October was almost over and the rains had stopped for a while and the sun had gone soft and gentle with Indian summer when Matt suggested another exploring trip. Carly had stopped him as he came out of the schoolyard leading Rosemary, to ask for a report on the Henry Babcock case. There was, it seemed, nothing to report. Henry was still bragging, but not about throwing firecrackers at floats, and Matt was getting bored with trying to be a spy. Exploring, he said, was a lot more fun than detecting.
Carly was in the mood to agree. Thinking about Carlton Valley and the Condor Spring, with everything awake and stretching after the fall rains, she was seized with a sudden yearning for a long ride into the hills. “All right,” she told Matt. “We’ll go up to the spring. We’ll get an early start and go right to the spring without stopping, and maybe this time we’ll get to see the condors dancing.”
Matt grinned. He gathered up the reins of Rosemary’s hackamore and jumped up to hang on his stomach across the donkey’s back. Swinging a leg over, he sat up, still grinning. “When?” he asked.
“When?” Carly repeated. “Well, how about…”
A minute or two passed before Matt asked again, “Well—when?”
“Hush,” Carly said. “I’m thinking.” What she was thinking was that Father had said that he was going to Ventura on Friday to see the lawyers and he wouldn’t be back until Saturday night.
“Saturday,” she said, nodding. “Yes. I think next Saturday will be the perfect day. I’ll get out to the ranch real early, and after I visit with Mama I’ll ask Nellie, and I bet she’ll let me go. She doesn’t seem to care much what I do lately. You be there behind the tool shed with the donkeys by ten o’clock. Will that be all right?”
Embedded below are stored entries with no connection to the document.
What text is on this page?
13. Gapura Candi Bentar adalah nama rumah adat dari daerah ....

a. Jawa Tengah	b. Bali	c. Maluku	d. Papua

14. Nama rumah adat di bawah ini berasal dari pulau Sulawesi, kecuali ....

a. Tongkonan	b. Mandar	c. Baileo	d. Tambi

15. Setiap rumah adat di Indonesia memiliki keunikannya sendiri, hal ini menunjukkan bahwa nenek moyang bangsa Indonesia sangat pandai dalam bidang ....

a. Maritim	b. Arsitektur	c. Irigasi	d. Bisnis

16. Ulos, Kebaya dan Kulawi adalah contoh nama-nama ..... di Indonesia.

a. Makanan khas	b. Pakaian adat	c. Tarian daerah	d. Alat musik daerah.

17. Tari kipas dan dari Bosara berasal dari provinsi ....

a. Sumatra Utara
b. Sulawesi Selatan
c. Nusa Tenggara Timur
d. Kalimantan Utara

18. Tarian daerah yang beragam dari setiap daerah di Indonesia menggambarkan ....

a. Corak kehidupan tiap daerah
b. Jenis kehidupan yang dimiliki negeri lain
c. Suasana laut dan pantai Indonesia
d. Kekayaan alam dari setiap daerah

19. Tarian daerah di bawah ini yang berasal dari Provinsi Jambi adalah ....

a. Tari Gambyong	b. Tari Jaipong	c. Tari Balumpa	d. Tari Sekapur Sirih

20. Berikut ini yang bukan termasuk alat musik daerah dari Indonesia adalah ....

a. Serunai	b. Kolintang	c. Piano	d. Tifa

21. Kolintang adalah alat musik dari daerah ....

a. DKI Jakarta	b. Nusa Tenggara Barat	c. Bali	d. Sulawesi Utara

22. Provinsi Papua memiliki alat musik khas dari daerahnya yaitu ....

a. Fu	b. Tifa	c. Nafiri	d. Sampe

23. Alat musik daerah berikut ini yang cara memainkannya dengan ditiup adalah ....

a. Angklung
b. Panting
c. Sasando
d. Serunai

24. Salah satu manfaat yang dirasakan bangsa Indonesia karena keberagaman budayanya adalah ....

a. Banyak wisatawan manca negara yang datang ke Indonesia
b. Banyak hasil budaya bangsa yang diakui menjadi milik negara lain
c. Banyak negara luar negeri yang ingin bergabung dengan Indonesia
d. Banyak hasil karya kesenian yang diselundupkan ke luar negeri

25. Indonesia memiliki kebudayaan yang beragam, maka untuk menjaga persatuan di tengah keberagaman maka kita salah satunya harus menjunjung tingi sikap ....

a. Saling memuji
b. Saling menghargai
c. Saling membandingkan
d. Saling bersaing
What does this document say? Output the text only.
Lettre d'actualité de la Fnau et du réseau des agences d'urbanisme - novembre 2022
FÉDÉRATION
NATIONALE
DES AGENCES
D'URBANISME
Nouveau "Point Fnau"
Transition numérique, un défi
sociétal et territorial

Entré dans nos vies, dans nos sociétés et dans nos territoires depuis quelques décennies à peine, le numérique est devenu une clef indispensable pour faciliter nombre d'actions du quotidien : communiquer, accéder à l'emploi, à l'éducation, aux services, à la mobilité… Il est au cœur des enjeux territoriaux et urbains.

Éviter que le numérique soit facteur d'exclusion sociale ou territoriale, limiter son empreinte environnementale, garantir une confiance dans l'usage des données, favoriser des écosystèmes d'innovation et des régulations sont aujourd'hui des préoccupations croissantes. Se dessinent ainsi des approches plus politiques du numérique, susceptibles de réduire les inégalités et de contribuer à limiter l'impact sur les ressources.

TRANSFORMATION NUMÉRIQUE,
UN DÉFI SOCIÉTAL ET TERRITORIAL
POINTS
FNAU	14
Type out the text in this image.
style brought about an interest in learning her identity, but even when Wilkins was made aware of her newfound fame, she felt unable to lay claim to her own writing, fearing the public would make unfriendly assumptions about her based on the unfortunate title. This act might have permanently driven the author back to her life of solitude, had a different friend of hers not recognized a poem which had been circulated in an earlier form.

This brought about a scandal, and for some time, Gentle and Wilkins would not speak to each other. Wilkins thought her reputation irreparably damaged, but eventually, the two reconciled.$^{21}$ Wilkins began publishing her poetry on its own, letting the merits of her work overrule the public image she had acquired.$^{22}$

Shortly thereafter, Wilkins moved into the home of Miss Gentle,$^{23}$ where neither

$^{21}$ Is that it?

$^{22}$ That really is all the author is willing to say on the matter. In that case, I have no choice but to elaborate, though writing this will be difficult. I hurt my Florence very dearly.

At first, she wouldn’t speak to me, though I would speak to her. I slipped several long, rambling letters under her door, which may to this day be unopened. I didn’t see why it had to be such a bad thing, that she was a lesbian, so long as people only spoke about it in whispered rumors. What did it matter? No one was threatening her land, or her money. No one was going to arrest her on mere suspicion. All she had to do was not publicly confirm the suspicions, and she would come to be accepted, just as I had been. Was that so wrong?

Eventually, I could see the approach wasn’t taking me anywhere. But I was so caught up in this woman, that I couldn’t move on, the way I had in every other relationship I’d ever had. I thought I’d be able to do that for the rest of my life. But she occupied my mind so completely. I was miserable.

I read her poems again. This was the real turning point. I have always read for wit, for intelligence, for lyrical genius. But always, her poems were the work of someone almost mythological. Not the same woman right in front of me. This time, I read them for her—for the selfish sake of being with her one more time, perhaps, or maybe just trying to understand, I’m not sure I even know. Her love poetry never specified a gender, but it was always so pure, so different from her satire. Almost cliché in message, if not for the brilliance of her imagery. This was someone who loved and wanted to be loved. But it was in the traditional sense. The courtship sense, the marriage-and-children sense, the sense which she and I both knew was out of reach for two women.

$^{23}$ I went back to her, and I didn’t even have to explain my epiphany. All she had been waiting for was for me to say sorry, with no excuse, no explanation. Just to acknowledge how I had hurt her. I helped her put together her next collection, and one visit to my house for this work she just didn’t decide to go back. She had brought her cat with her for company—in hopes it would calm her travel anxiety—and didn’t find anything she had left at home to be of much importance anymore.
Matt said yes, it would, and so it was decided.
T
HE WEATHER WAS
perfect on that Saturday morning. It was calm and cool with a mild, hazy sun when Carly left Greenwood for the ranch and then, if everything went well, to go on to Condor Spring with Matt. She waved good-bye to Woo Ying, who had helped with the saddle, and set off down the drive with Tiger bouncing around almost under the mare’s hooves in his excitement. As if she, too, were excited by the beautiful day, Chloe tugged hopefully at the bit and danced sideways, asking to start their run early. But Carly held her in, patting her neck and explaining that it would be best to wait until they passed Arnold Street, where someone might happen to see them, and then might happen to mention to Father that his youngest daughter had been behaving like a wild thing again.
After the mare had settled into her quick, swinging walk and Tiger into his usual quest for exciting smells, first on one side of the road and then the other, Carly had time to think about the day ahead. It was such a perfect day. She felt certain that if she were ever to be a witness to the dance of the condors, it would be on a day like this. Looking westward toward the crests of the Sespe Mountains, she searched the clear blue sky for dark, soaring wings.